The world of photography keeps evolving with the newest trends. But just how good are these trends for the authenticity of what we want to portray?

Words Ankit Jain

As the world progresses into a virtual realm, it is quite common to see a few trends rise and some fade into the background. The screens on which we consume content only get smaller by the day and creators find their way around it. One such ingenious tactic used by artists, photographers, and videographers all over the world is called ‘Minimalism’.

It gives way for creators to convey ideas and thoughts in an effectively simple manner. But is it doing any aesthetic justice? There might be a split of opinions when it comes to this style but there’s no denying its popularity on social media platforms that thrive on aesthetics like Instagram; also in magazine spreads and even in commercials. Here is why we believe this coin has two sides.

Minimalism has become an interesting format to convey concepts. The first question a person asks when they see a picture is, ‘what is it trying to tell me?’ Is it conveying a message of love, despair, happiness? Or is it simply showing the beauty of the subject in question? What minimalism does here is worth noting as it brings a subtle spotlight on the main theme of your video or photo. The viewer isn’t distracted by a broad colour palette or an abundant number of elements. They simply see what you aim to showcase.

We have a very specific way of functioning in today’s world. We use hashtags, follow the people we love and aspire to be in some ways, who are often followed by a million others and wear clothes as shown in fashion pages. We do this for one small reason. Trends. As we said before there is no denying the popularity of this style. People work minimalism into their Instagram grids and movies and so many other forums. It is simply because it sells, and it speaks to a larger audience. We often see advertisers and brands work this into their projects because it will attract consumers. Minimalism thus becomes a great way to be noticed and loved. 

However, there is another side to this beautiful story. Take for example the greatest paintings in the history of art. You might question the relevance of these in today’s day and age but most of the inspiration that we draw in terms of aesthetic, framing, and lighting comes from artists like Rembrandt and Diego Velazquez. These pieces are remembered and sought-after centuries later for their complexity and giving their spectators experience of reading between the lines.

‘The eye of the beholder’. Interpretation of art is what makes it so compelling. There is only so much you can speak through a minimalist project. People might convey love through it but not its complexity. Photographers may show sadness through negative spacing but might not be able to tell the story behind it. So, it might look great on your Instagram feed but at the end of the day how much are you truly expressing to your followers? This, however, allows the viewer to formulate an entire story around one specific object/ focal point.


Lastly, we mentioned how minimalism is a trend and while that is good, it is also its shortcoming. Trends rise to fame but quickly fade away too. Today what photographers and videographers need to ask themselves is ‘how long before people want something new?’ As consumers living in a fast-changing world, we expect something new almost every day.
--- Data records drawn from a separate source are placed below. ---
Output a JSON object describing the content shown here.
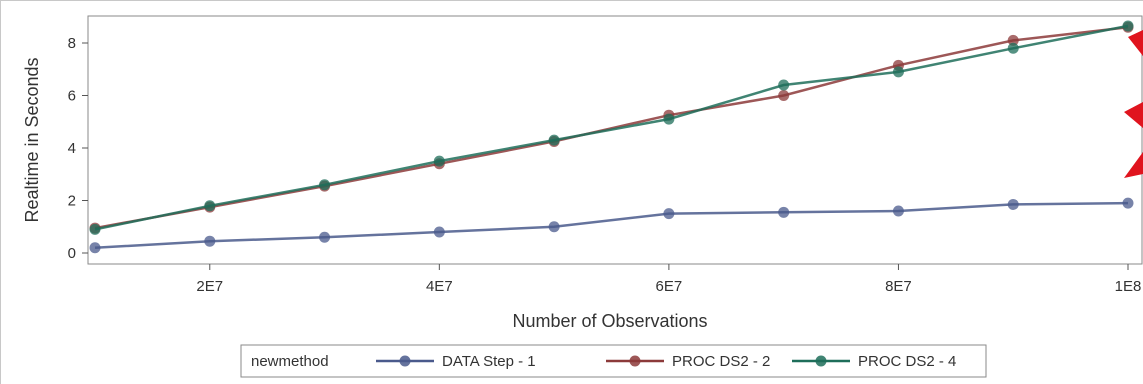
{
  "chart_data": {
    "type": "line",
    "xlabel": "Number of Observations",
    "ylabel": "Realtime in Seconds",
    "xlim": [
      10000000,
      100000000
    ],
    "ylim": [
      -0.4,
      8.9
    ],
    "x_ticks": [
      20000000,
      40000000,
      60000000,
      80000000,
      100000000
    ],
    "x_tick_labels": [
      "2E7",
      "4E7",
      "6E7",
      "8E7",
      "1E8"
    ],
    "y_ticks": [
      0,
      2,
      4,
      6,
      8
    ],
    "y_tick_labels": [
      "0",
      "2",
      "4",
      "6",
      "8"
    ],
    "grid": false,
    "legend_position": "bottom",
    "legend_title": "newmethod",
    "x": [
      10000000,
      20000000,
      30000000,
      40000000,
      50000000,
      60000000,
      70000000,
      80000000,
      90000000,
      100000000
    ],
    "series": [
      {
        "name": "DATA Step - 1",
        "color": "#4a5a8c",
        "values": [
          0.2,
          0.45,
          0.6,
          0.8,
          1.0,
          1.5,
          1.55,
          1.6,
          1.85,
          1.9
        ]
      },
      {
        "name": "PROC DS2 - 2",
        "color": "#8c3a3a",
        "values": [
          0.95,
          1.75,
          2.55,
          3.4,
          4.25,
          5.25,
          6.0,
          7.15,
          8.1,
          8.6
        ]
      },
      {
        "name": "PROC DS2 - 4",
        "color": "#1e6e5a",
        "values": [
          0.9,
          1.8,
          2.6,
          3.5,
          4.3,
          5.1,
          6.4,
          6.9,
          7.8,
          8.65
        ]
      }
    ]
  }
}
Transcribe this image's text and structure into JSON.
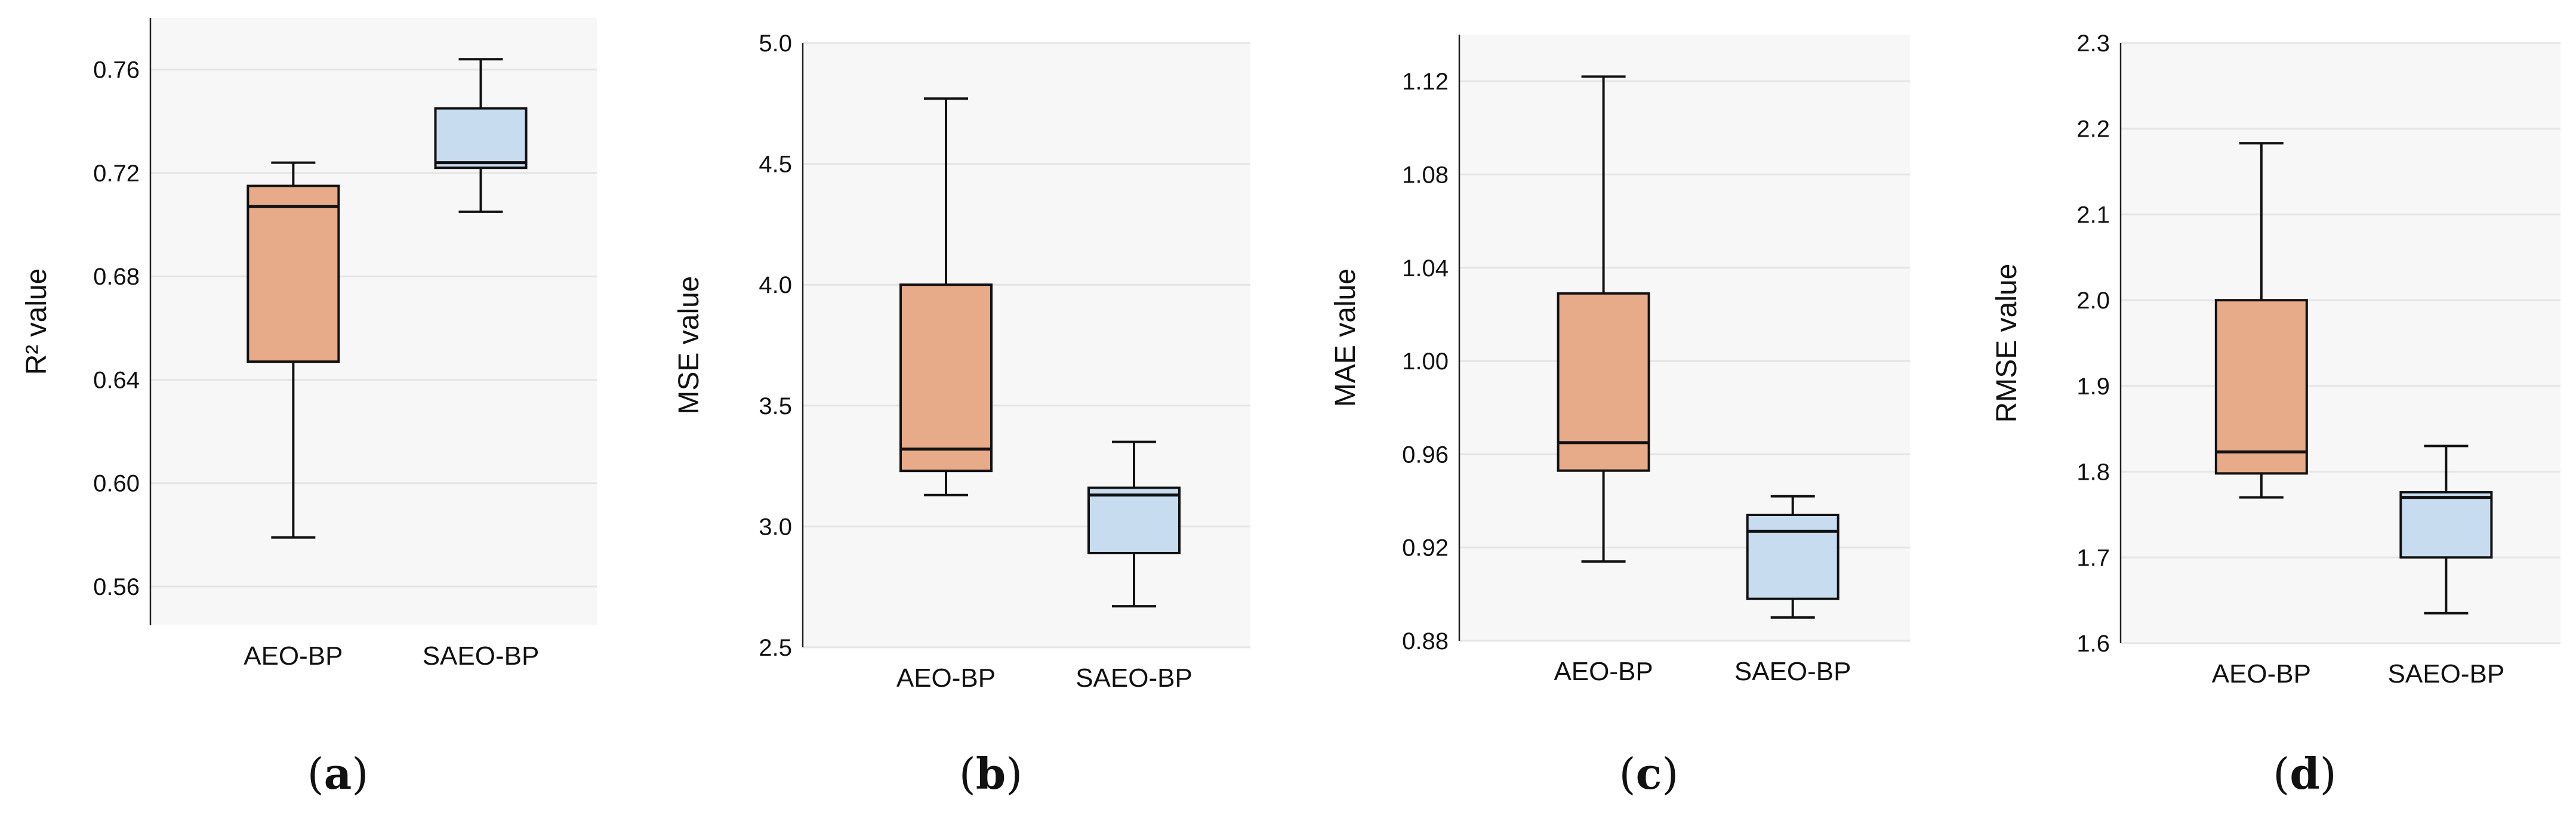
{
  "chart_data": [
    {
      "type": "box",
      "panel": "a",
      "ylabel": "R² value",
      "ylim": [
        0.545,
        0.78
      ],
      "yticks": [
        0.56,
        0.6,
        0.64,
        0.68,
        0.72,
        0.76
      ],
      "ytick_labels": [
        "0.56",
        "0.60",
        "0.64",
        "0.68",
        "0.72",
        "0.76"
      ],
      "categories": [
        "AEO-BP",
        "SAEO-BP"
      ],
      "boxes": [
        {
          "name": "AEO-BP",
          "min": 0.579,
          "q1": 0.647,
          "median": 0.707,
          "q3": 0.715,
          "max": 0.724,
          "color": "#e8ab8a"
        },
        {
          "name": "SAEO-BP",
          "min": 0.705,
          "q1": 0.722,
          "median": 0.724,
          "q3": 0.745,
          "max": 0.764,
          "color": "#c7dcef"
        }
      ],
      "grid": true
    },
    {
      "type": "box",
      "panel": "b",
      "ylabel": "MSE  value",
      "ylim": [
        2.5,
        5.0
      ],
      "yticks": [
        2.5,
        3.0,
        3.5,
        4.0,
        4.5,
        5.0
      ],
      "ytick_labels": [
        "2.5",
        "3.0",
        "3.5",
        "4.0",
        "4.5",
        "5.0"
      ],
      "categories": [
        "AEO-BP",
        "SAEO-BP"
      ],
      "boxes": [
        {
          "name": "AEO-BP",
          "min": 3.13,
          "q1": 3.23,
          "median": 3.32,
          "q3": 4.0,
          "max": 4.77,
          "color": "#e8ab8a"
        },
        {
          "name": "SAEO-BP",
          "min": 2.67,
          "q1": 2.89,
          "median": 3.13,
          "q3": 3.16,
          "max": 3.35,
          "color": "#c7dcef"
        }
      ],
      "grid": true
    },
    {
      "type": "box",
      "panel": "c",
      "ylabel": "MAE value",
      "ylim": [
        0.88,
        1.14
      ],
      "yticks": [
        0.88,
        0.92,
        0.96,
        1.0,
        1.04,
        1.08,
        1.12
      ],
      "ytick_labels": [
        "0.88",
        "0.92",
        "0.96",
        "1.00",
        "1.04",
        "1.08",
        "1.12"
      ],
      "categories": [
        "AEO-BP",
        "SAEO-BP"
      ],
      "boxes": [
        {
          "name": "AEO-BP",
          "min": 0.914,
          "q1": 0.953,
          "median": 0.965,
          "q3": 1.029,
          "max": 1.122,
          "color": "#e8ab8a"
        },
        {
          "name": "SAEO-BP",
          "min": 0.89,
          "q1": 0.898,
          "median": 0.927,
          "q3": 0.934,
          "max": 0.942,
          "color": "#c7dcef"
        }
      ],
      "grid": true
    },
    {
      "type": "box",
      "panel": "d",
      "ylabel": "RMSE  value",
      "ylim": [
        1.6,
        2.3
      ],
      "yticks": [
        1.6,
        1.7,
        1.8,
        1.9,
        2.0,
        2.1,
        2.2,
        2.3
      ],
      "ytick_labels": [
        "1.6",
        "1.7",
        "1.8",
        "1.9",
        "2.0",
        "2.1",
        "2.2",
        "2.3"
      ],
      "categories": [
        "AEO-BP",
        "SAEO-BP"
      ],
      "boxes": [
        {
          "name": "AEO-BP",
          "min": 1.77,
          "q1": 1.798,
          "median": 1.823,
          "q3": 2.0,
          "max": 2.183,
          "color": "#e8ab8a"
        },
        {
          "name": "SAEO-BP",
          "min": 1.635,
          "q1": 1.7,
          "median": 1.77,
          "q3": 1.776,
          "max": 1.83,
          "color": "#c7dcef"
        }
      ],
      "grid": true
    }
  ],
  "panel_labels": [
    "(a)",
    "(b)",
    "(c)",
    "(d)"
  ],
  "colors": {
    "grid": "#e4e4e4",
    "plot_bg": "#f7f7f7",
    "line": "#111111"
  }
}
So, in the 7th month of following something or someone if you once again see a potted plant with a plain white background you might just think ‘Sure… but what’s new?’
The art of photography and videography goes beyond an aesthetic. It is about understanding the minds of the people who see you. We might debate whether minimalism is a blessing or a boon, but at the end of the day, it comes down to one thing. Do people get joy and the experience you wished to portray?